房间内,药材器械已备齐,陆明远也接到消息匆匆赶来。两人迅速净手,上前检查墨夜的伤势。

墨夜俯卧在榻上,后背衣衫已被剪开,左肩胛下方,一个铜钱大小的伤口呈紫黑色,微微肿胀,边缘皮肤已然发黑坏死,正渗出少量黄黑色、气味腥臭的脓血。伤口周围的血管呈现出不正常的暗紫色,正向心口和颈部蔓延。

“是‘腐骨青’!”陆明远只看一眼,便脸色骤变,“此毒阴狠,腐蚀血肉,侵袭骨髓,顺血攻心,中毒者往往在极度痛苦中死去。军医用的‘百草丹’只能暂时压制,根本解不了!”

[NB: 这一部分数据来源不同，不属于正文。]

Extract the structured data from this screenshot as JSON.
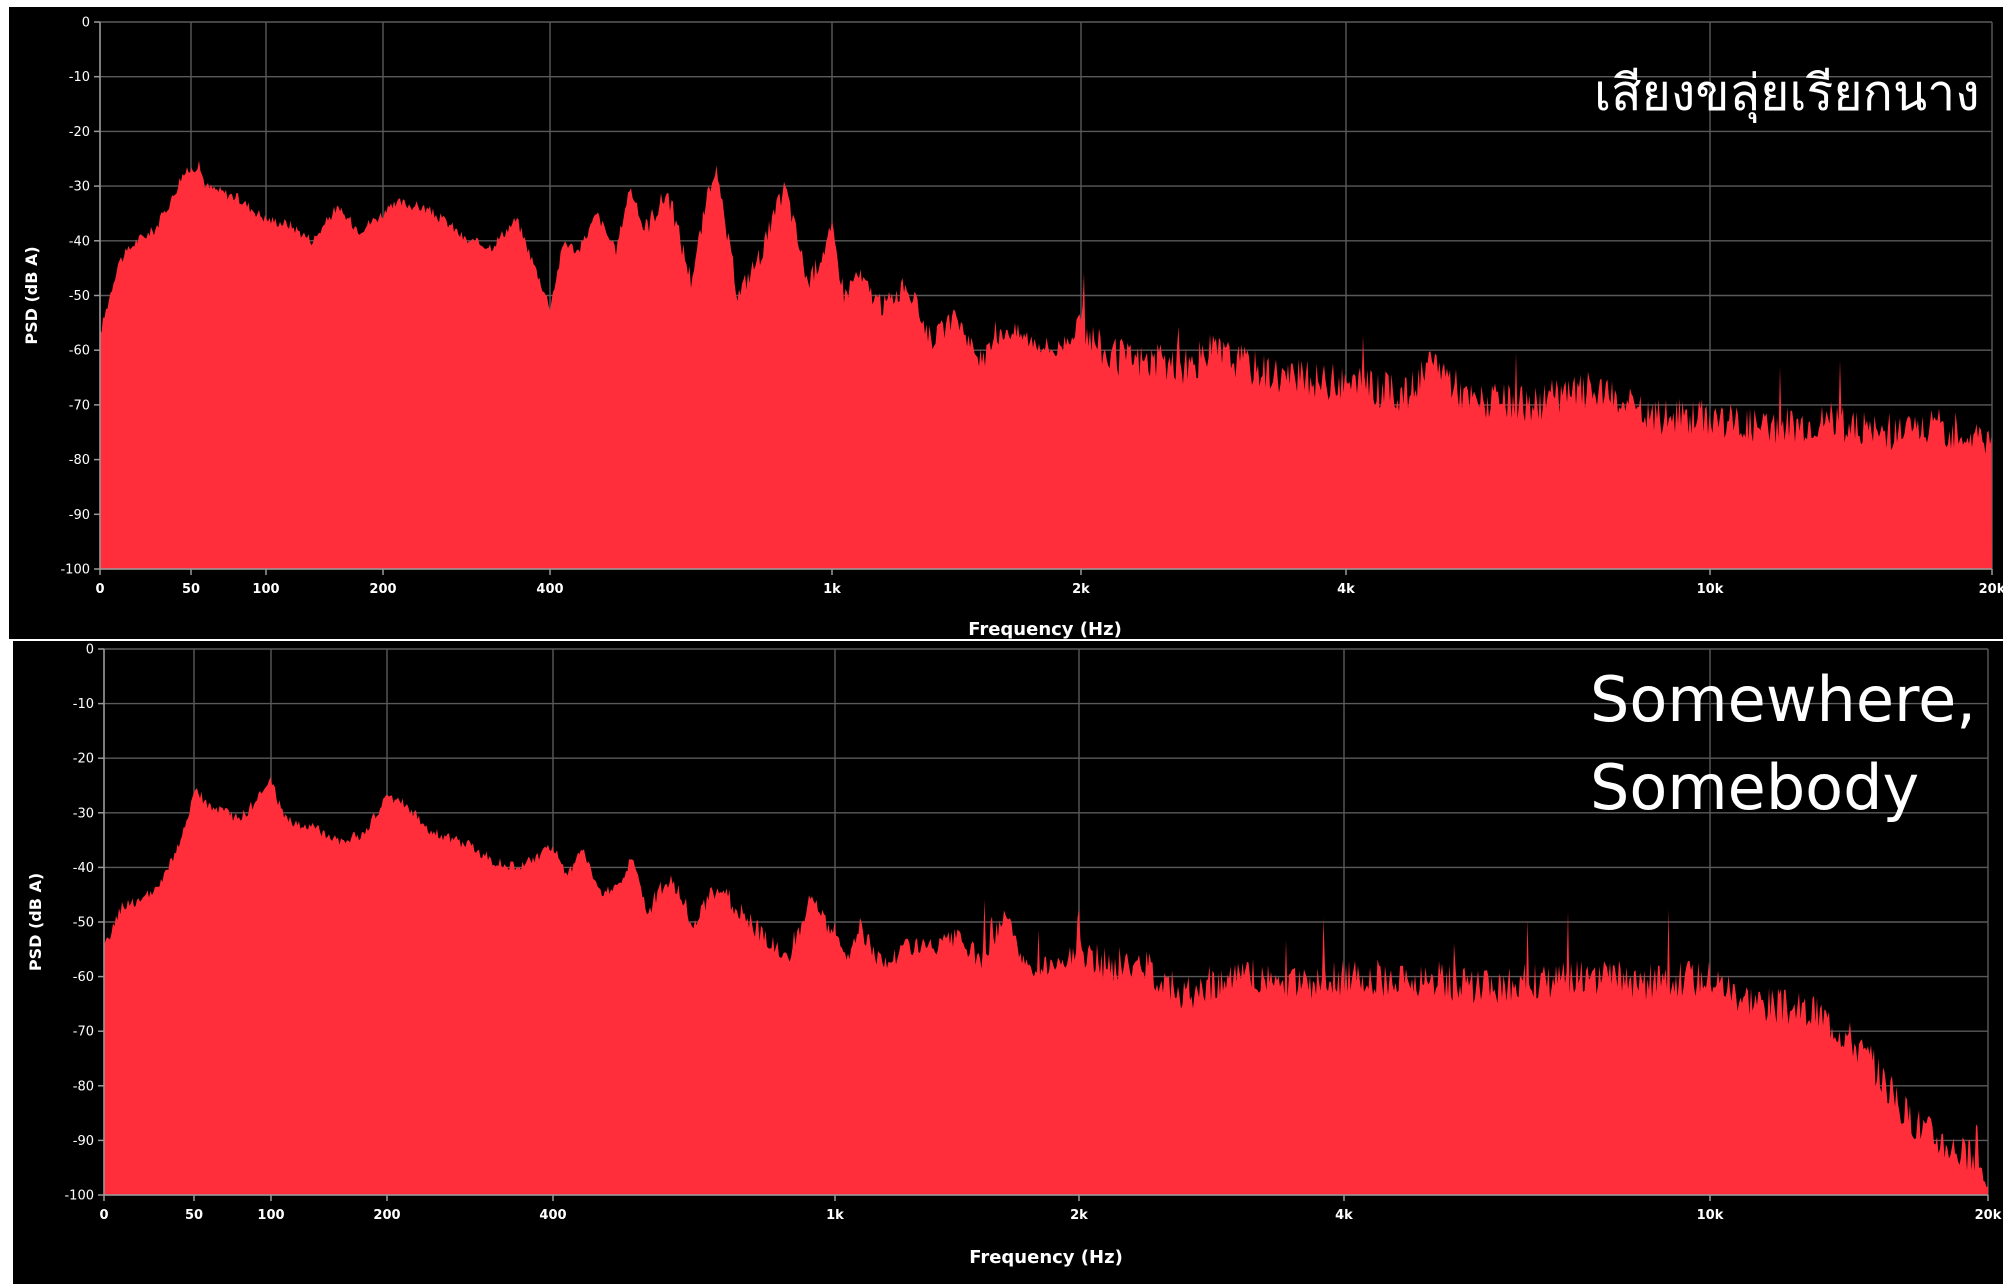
{
  "colors": {
    "background": "#000000",
    "fill": "#ff2e3a",
    "grid": "#5a5a5a",
    "text": "#ffffff"
  },
  "chart_data": [
    {
      "type": "area",
      "title": "เสียงขลุ่ยเรียกนาง",
      "xlabel": "Frequency (Hz)",
      "ylabel": "PSD (dB A)",
      "xscale": "log-like",
      "xlim": [
        0,
        20000
      ],
      "ylim": [
        -100,
        0
      ],
      "grid": true,
      "xticks": [
        "0",
        "50",
        "100",
        "200",
        "400",
        "1k",
        "2k",
        "4k",
        "10k",
        "20k"
      ],
      "yticks": [
        "0",
        "-10",
        "-20",
        "-30",
        "-40",
        "-50",
        "-60",
        "-70",
        "-80",
        "-90",
        "-100"
      ],
      "x": [
        0,
        10,
        20,
        30,
        40,
        45,
        50,
        55,
        60,
        70,
        80,
        100,
        120,
        140,
        160,
        180,
        200,
        220,
        250,
        280,
        300,
        330,
        360,
        400,
        430,
        460,
        500,
        540,
        570,
        600,
        650,
        700,
        750,
        800,
        850,
        900,
        950,
        1000,
        1050,
        1100,
        1200,
        1300,
        1400,
        1500,
        1600,
        1700,
        1800,
        1900,
        2000,
        2200,
        2500,
        2800,
        3000,
        3300,
        3600,
        4000,
        4500,
        5000,
        5500,
        6000,
        7000,
        8000,
        9000,
        10000,
        12000,
        14000,
        16000,
        18000,
        20000
      ],
      "values": [
        -57,
        -44,
        -40,
        -38,
        -32,
        -28,
        -27,
        -26,
        -30,
        -31,
        -32,
        -36,
        -37,
        -40,
        -34,
        -38,
        -35,
        -33,
        -34,
        -37,
        -40,
        -41,
        -36,
        -52,
        -40,
        -42,
        -35,
        -42,
        -30,
        -38,
        -31,
        -47,
        -26,
        -50,
        -42,
        -30,
        -48,
        -38,
        -50,
        -46,
        -52,
        -48,
        -58,
        -54,
        -62,
        -56,
        -58,
        -60,
        -55,
        -61,
        -62,
        -63,
        -60,
        -63,
        -65,
        -66,
        -67,
        -68,
        -62,
        -69,
        -70,
        -67,
        -72,
        -72,
        -74,
        -73,
        -75,
        -74,
        -76
      ]
    },
    {
      "type": "area",
      "title": "Somewhere, Somebody",
      "xlabel": "Frequency (Hz)",
      "ylabel": "PSD (dB A)",
      "xscale": "log-like",
      "xlim": [
        0,
        20000
      ],
      "ylim": [
        -100,
        0
      ],
      "grid": true,
      "xticks": [
        "0",
        "50",
        "100",
        "200",
        "400",
        "1k",
        "2k",
        "4k",
        "10k",
        "20k"
      ],
      "yticks": [
        "0",
        "-10",
        "-20",
        "-30",
        "-40",
        "-50",
        "-60",
        "-70",
        "-80",
        "-90",
        "-100"
      ],
      "x": [
        0,
        10,
        20,
        30,
        40,
        45,
        50,
        55,
        60,
        70,
        80,
        90,
        100,
        110,
        120,
        140,
        160,
        180,
        200,
        220,
        250,
        280,
        300,
        330,
        360,
        400,
        430,
        460,
        500,
        540,
        570,
        600,
        650,
        700,
        750,
        800,
        850,
        900,
        950,
        1000,
        1050,
        1100,
        1200,
        1300,
        1400,
        1500,
        1600,
        1700,
        1800,
        1900,
        2000,
        2200,
        2500,
        2800,
        3000,
        3300,
        3600,
        4000,
        4500,
        5000,
        5500,
        6000,
        7000,
        8000,
        9000,
        10000,
        11000,
        12000,
        13000,
        14000,
        15000,
        16000,
        17000,
        18000,
        19000,
        20000
      ],
      "values": [
        -55,
        -47,
        -46,
        -44,
        -37,
        -33,
        -26,
        -27,
        -29,
        -30,
        -31,
        -28,
        -24,
        -30,
        -32,
        -33,
        -35,
        -34,
        -27,
        -28,
        -33,
        -35,
        -36,
        -39,
        -40,
        -36,
        -42,
        -36,
        -45,
        -43,
        -38,
        -48,
        -42,
        -50,
        -44,
        -48,
        -53,
        -56,
        -46,
        -52,
        -56,
        -51,
        -58,
        -54,
        -55,
        -53,
        -57,
        -49,
        -60,
        -57,
        -56,
        -58,
        -58,
        -63,
        -61,
        -60,
        -61,
        -60,
        -60,
        -61,
        -60,
        -62,
        -61,
        -60,
        -61,
        -60,
        -63,
        -65,
        -66,
        -67,
        -71,
        -77,
        -85,
        -89,
        -92,
        -96
      ]
    }
  ]
}
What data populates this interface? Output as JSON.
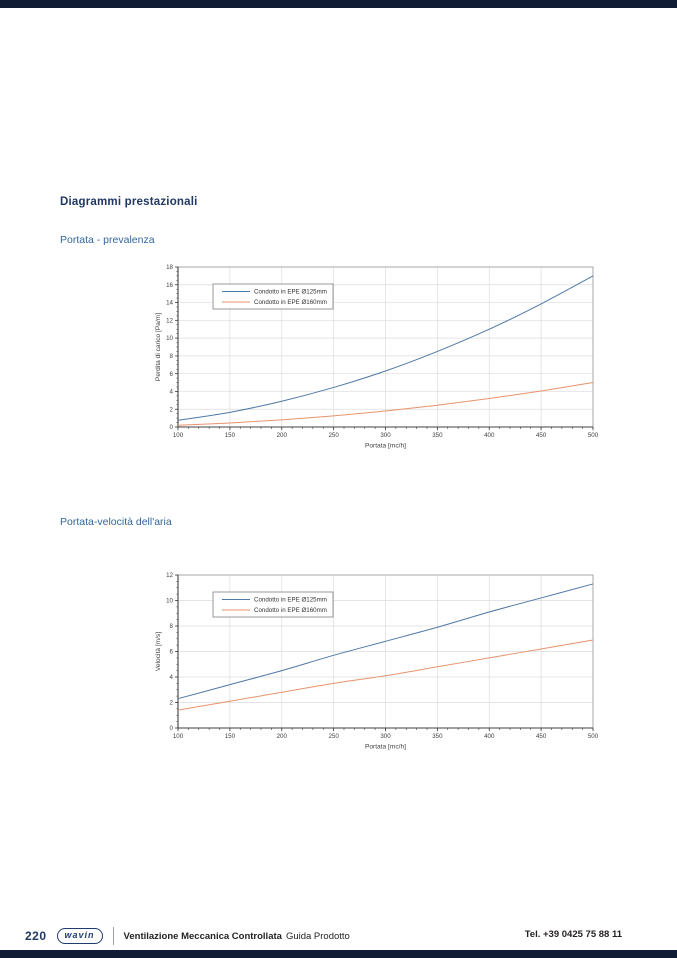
{
  "page": {
    "heading": "Diagrammi prestazionali",
    "section1_title": "Portata - prevalenza",
    "section2_title": "Portata-velocità dell'aria"
  },
  "footer": {
    "page_number": "220",
    "logo_text": "wavin",
    "doc_title_bold": "Ventilazione Meccanica Controllata",
    "doc_title_regular": "Guida Prodotto",
    "phone": "Tel. +39 0425 75 88 11"
  },
  "colors": {
    "heading_navy": "#1f3864",
    "subheading_blue": "#31659c",
    "band_navy": "#101c33",
    "series_blue": "#4e79a7",
    "series_orange": "#e8936c",
    "grid": "#dcdcdc",
    "axis": "#404040",
    "border": "#a0a0a0",
    "tick_text": "#404040"
  },
  "chart_data": [
    {
      "type": "line",
      "title": "",
      "xlabel": "Portata [mc/h]",
      "ylabel": "Perdita di carico [Pa/m]",
      "x": [
        100,
        150,
        200,
        250,
        300,
        350,
        400,
        450,
        500
      ],
      "xlim": [
        100,
        500
      ],
      "ylim": [
        0,
        18
      ],
      "ytick_step": 2,
      "xtick_step": 50,
      "grid": true,
      "legend_position": "upper-left-inside",
      "series": [
        {
          "name": "Condotto in EPE Ø125mm",
          "color_key": "series_blue",
          "values": [
            0.75,
            1.65,
            2.9,
            4.45,
            6.3,
            8.5,
            11.0,
            13.85,
            17.0
          ]
        },
        {
          "name": "Condotto in EPE Ø160mm",
          "color_key": "series_orange",
          "values": [
            0.2,
            0.45,
            0.8,
            1.25,
            1.8,
            2.45,
            3.2,
            4.05,
            5.0
          ]
        }
      ]
    },
    {
      "type": "line",
      "title": "",
      "xlabel": "Portata [mc/h]",
      "ylabel": "Velocità [m/s]",
      "x": [
        100,
        150,
        200,
        250,
        300,
        350,
        400,
        450,
        500
      ],
      "xlim": [
        100,
        500
      ],
      "ylim": [
        0,
        12
      ],
      "ytick_step": 2,
      "xtick_step": 50,
      "grid": true,
      "legend_position": "upper-left-inside",
      "series": [
        {
          "name": "Condotto in EPE Ø125mm",
          "color_key": "series_blue",
          "values": [
            2.3,
            3.4,
            4.5,
            5.7,
            6.8,
            7.9,
            9.1,
            10.2,
            11.3
          ]
        },
        {
          "name": "Condotto in EPE Ø160mm",
          "color_key": "series_orange",
          "values": [
            1.4,
            2.1,
            2.8,
            3.5,
            4.1,
            4.8,
            5.5,
            6.2,
            6.9
          ]
        }
      ]
    }
  ]
}
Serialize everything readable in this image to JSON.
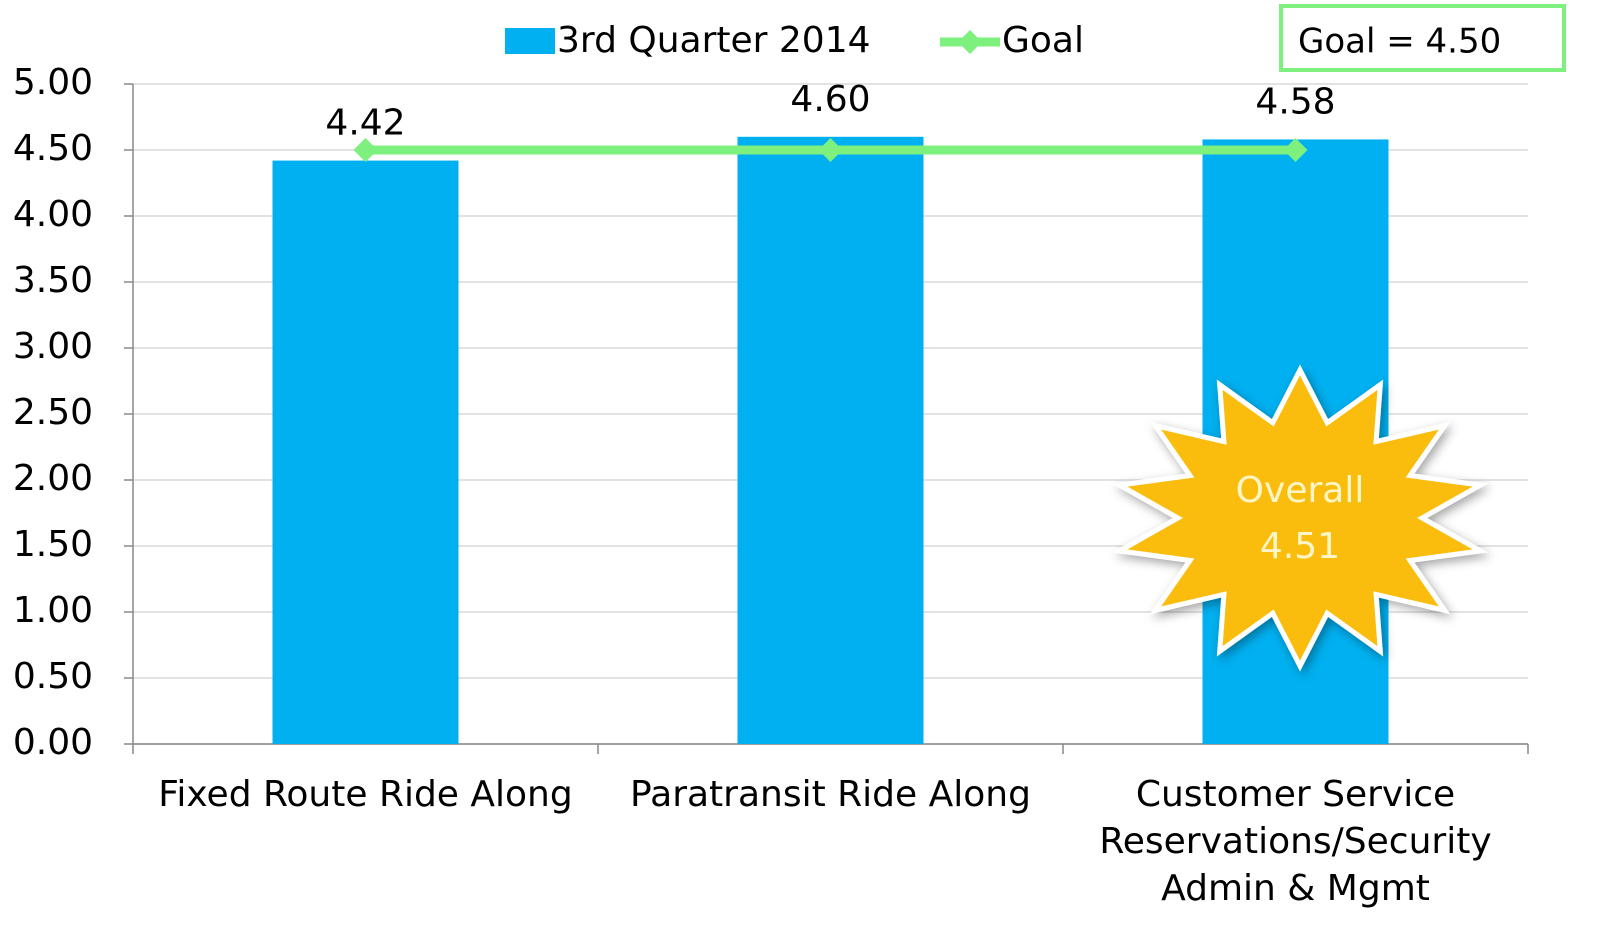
{
  "chart_data": {
    "type": "bar",
    "categories": [
      "Fixed Route Ride Along",
      "Paratransit Ride Along",
      "Customer Service\nReservations/Security\nAdmin & Mgmt"
    ],
    "series": [
      {
        "name": "3rd Quarter 2014",
        "type": "bar",
        "color": "#00b0f0",
        "values": [
          4.42,
          4.6,
          4.58
        ],
        "value_labels": [
          "4.42",
          "4.60",
          "4.58"
        ]
      },
      {
        "name": "Goal",
        "type": "line",
        "color": "#7ef07e",
        "values": [
          4.5,
          4.5,
          4.5
        ]
      }
    ],
    "ylim": [
      0,
      5
    ],
    "yticks": [
      {
        "value": 0,
        "label": "0.00"
      },
      {
        "value": 0.5,
        "label": "0.50"
      },
      {
        "value": 1,
        "label": "1.00"
      },
      {
        "value": 1.5,
        "label": "1.50"
      },
      {
        "value": 2,
        "label": "2.00"
      },
      {
        "value": 2.5,
        "label": "2.50"
      },
      {
        "value": 3,
        "label": "3.00"
      },
      {
        "value": 3.5,
        "label": "3.50"
      },
      {
        "value": 4,
        "label": "4.00"
      },
      {
        "value": 4.5,
        "label": "4.50"
      },
      {
        "value": 5,
        "label": "5.00"
      }
    ],
    "grid": true,
    "legend": "top",
    "annotations": [
      {
        "text": "Goal = 4.50"
      },
      {
        "text": "Overall\n4.51"
      }
    ]
  }
}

秦沐歌指尖搭上墨夜的腕脉,脉象沉涩欲绝,时有时无,已是危在旦夕。她迅速取出一根最长的“九曜金针”,在灯火上灼烧消毒,对陆明远道:“师兄,助我!我先用金针护住他心脉要穴,阻止毒性继续上行!你准备‘七叶莲’、‘鬼箭羽’、‘地锦草’捣碎外敷,再煎‘黄连解毒汤’加‘犀角’、‘丹参’灌服!快!”

陆明远立刻动手。秦沐歌凝神静气,手中金针快如闪电,精准刺入墨夜背部的至阳、灵台、神道等穴位,以及胸前膻中、巨阙等要穴。金针入体,微微震颤,仿佛在与那肆虐的毒性进行无声的搏斗。秦沐歌额角瞬间渗出细密的汗珠,以神御针,引导金针之力护持心脉、疏通被毒血淤塞的细微经络,这过程极其耗费心神。

萧璟站在一旁,双拳紧握,指节泛白,目光死死盯住墨夜青黑的面容和秦沐歌凝重专注的侧脸,薄唇抿成一条直线。他身上的甲胄还带着未散尽的烽烟与血迹,昭示着这一路归程的惊心动魄。

约莫过了半炷香时间,墨夜原本微弱到几乎无法感知的呼吸,似乎稍稍平稳了一丝,蔓延的暗紫色血管也停滞了扩散的趋势。秦沐歌这才稍稍松了口气,但脸色依旧苍白。她知道,这只是暂时稳住,若不彻底清除深入骨髓的“腐骨青”剧毒,墨夜依然凶多吉少。

陆明远已将捣好的药泥敷在墨夜伤口周围,并灌下了第一碗汤药。但墨夜昏迷中难以吞咽,喂进去的汤药大半又流了出来。

“不行,这样药力不够。”秦沐歌蹙眉,她看向那盒“九曜金针”,又看了看墨夜危殆的状况,心中闪过一个大胆的念头。手札中曾模糊提及,九曜金针材质特殊,对于引导和化解某些深入骨髓、附着难除的“异气”或“邪毒”或有奇效,但需施针者以自身心神气血为引,风险极大。

“沐歌,你想……”陆明远看出她的意图,欲言又止。

“没有别的办法了。”秦沐歌声音平静,却带着不容置疑的决绝,“腐骨青已入骨,寻常药石难以根除。唯有冒险一试,以金针为媒,引导药力直达病所,并尝试化解部分毒性。师兄,你为我护法,随时准备施以援手。”

“师妹,你心神损耗已大,此法定然凶险……”陆明远担忧道。

“墨夜为护王爷和证物重伤,我不能不救。”秦沐歌打断他,目光坚定地看向萧璟。

萧璟对上她的目光,喉咙动了动,最终只沉声道:“量力而行,若事不可为……保全你自己。”他了解自己的妻子,知道她一旦决定,无人能改。他也深知墨夜的情分,更明白秦沐歌作为医者的仁心与坚持。

秦沐歌微微颔首,不再多言。她重新净手,取出一根中空的特制金针,将其一端浸入陆明远刚煎好的、浓缩了数倍的解毒药汁中,另一端则准备刺入墨夜伤口附近一处特定的穴位。她闭上眼,深吸一口气,将全部心神凝聚于指尖,感受着金针与药汁、与墨夜体内肆虐毒性的微妙联系。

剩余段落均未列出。